You’ve invested in SEO. Analytics tells you you’re getting traffic to your website. But what’s going on? You don’t seem to be getting any business.
You may have “put the cart before the horse.” All of the traffic in the world will not convert to business if your site isn’t ready for it.
You don’t have to be a designer to know when something is wrong on a website. If navigating the site is difficult and confusing, your site visitors will not stick around long enough to discover what you have to offer. If the site has outdated information and shows error pages, or is very amateur looking, potential customers are likely to lose trust. Studies show that it takes web visitors 10 seconds or less to judge whether they will stay with your website or move on.
In addition to visitors liking and trusting your website, Google and the other search engines need to “like it” too. In this case “like it” means respect it enough to rank it well. How do you earn the respect of Google? For one, your website needs to load promptly; Google has measured and judged website load time since 2011. Your website content should be well written and contain solid information. Your website needs to be mobile friendly. As of April 21, 2015, websites that are not mobile friendly started seeing drops in their Google rankings. This is because a site that is not mobile-friendly is not designed with the visitor in mind, and Google wants to deliver the best results to users.
A good website “converts”
A conversion is defined as persuading a website visitor to do something you want them to do. It can be any number of actions. Obvious ones would be filling out a contact form or or signing up for an email list. For an ecommerce site, completing a purchase is the most obvious conversion. But a conversion could also be something more subtle. Maybe you want your visitors to watch a video on your home page, request more information, or post a comment on your blog.

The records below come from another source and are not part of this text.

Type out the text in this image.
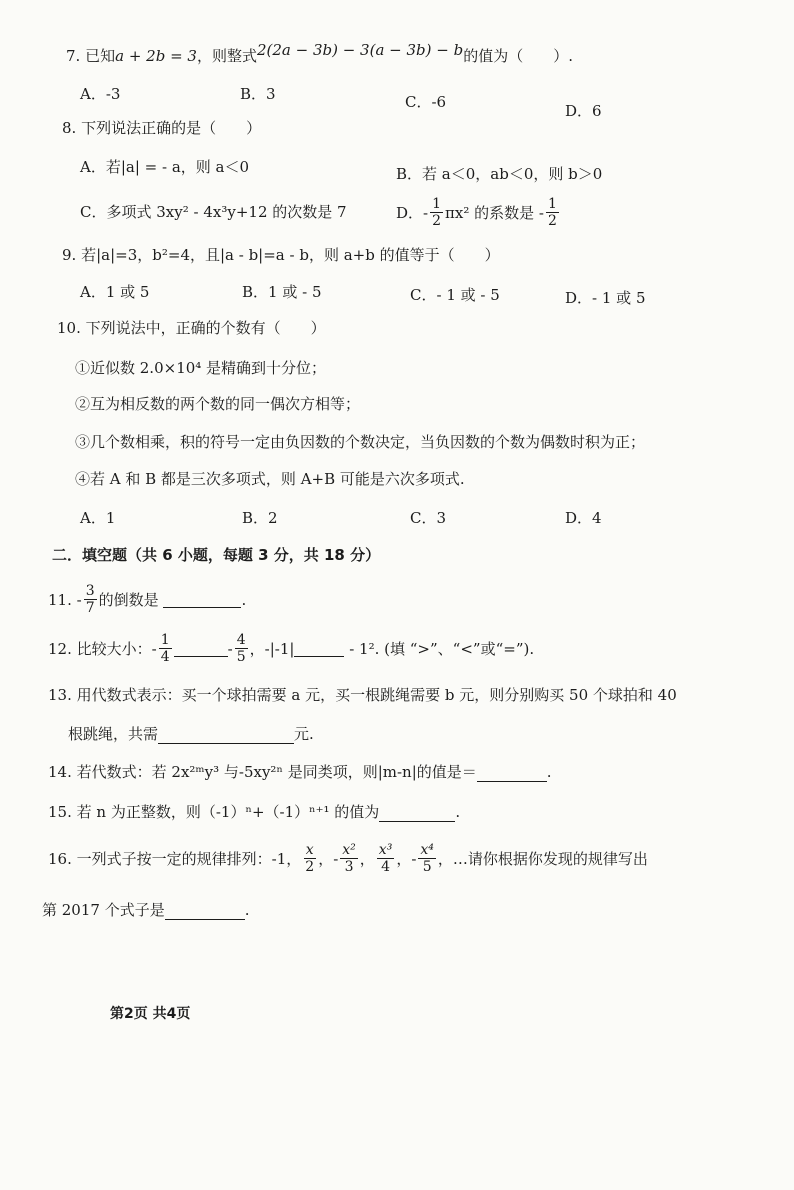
7. 已知a + 2b = 3，则整式2(2a − 3b) − 3(a − 3b) − b的值为（　　）.
A．-3	B．3	C．-6	D．6
8. 下列说法正确的是（　　）
A．若|a| = - a，则 a＜0	B．若 a＜0，ab＜0，则 b＞0
C．多项式 3xy² - 4x³y+12 的次数是 7	D．- $\frac{1}{2} \pi x^2$ 的系数是 - $\frac{1}{2}$
9. 若|a|=3，b²=4，且|a - b|=a - b，则 a+b 的值等于（　　）
A．1 或 5	B．1 或 - 5	C．- 1 或 - 5	D．- 1 或 5
10. 下列说法中，正确的个数有（　　）
①近似数 2.0×10⁴ 是精确到十分位；
②互为相反数的两个数的同一偶次方相等；
③几个数相乘，积的符号一定由负因数的个数决定，当负因数的个数为偶数时积为正；
④若 A 和 B 都是三次多项式，则 A+B 可能是六次多项式.
A．1	B．2	C．3	D．4
二．填空题（共 6 小题，每题 3 分，共 18 分）
11.
- $\frac{3}{7}$ 的倒数是
	.
12.
比较大小：- $\frac{1}{4}$	- $\frac{4}{5}$ ，-|-1|
	- 1². (填 “>”、“<”或“=”).
13. 用代数式表示：买一个球拍需要 a 元，买一根跳绳需要 b 元，则分别购买 50 个球拍和 40
根跳绳，共需	元.
14. 若代数式：若 2x²ᵐy³ 与-5xy²ⁿ 是同类项，则|m-n|的值是＝	.
15. 若 n 为正整数，则（-1）ⁿ+（-1）ⁿ⁺¹ 的值为	.
16.
一列式子按一定的规律排列：-1， $\frac{x}{2}$ ，- $\frac{\text{x²}}{3}$ ， $\frac{\text{x³}}{4}$ ，- $\frac{\text{x⁴}}{5}$ ，…请你根据你发现的规律写出
第 2017 个式子是	.
第2页 共4页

You should always be trying to boost your conversion rate. Websites without a solid design foundation—without a usable layout, clear and consistent navigation, reasonable load times, and a consistent design throughout pages and devices—are likely to work against your conversion rate. Fewer visitors are likely to trust an unsound and inconsistent website enough to engage with it to the point of a conversion.
So when you’re trying to improve the amount of business you get through digital efforts, don’t separate SEO and other steps you take to boost local visibility from the quality of your website. Everything works together.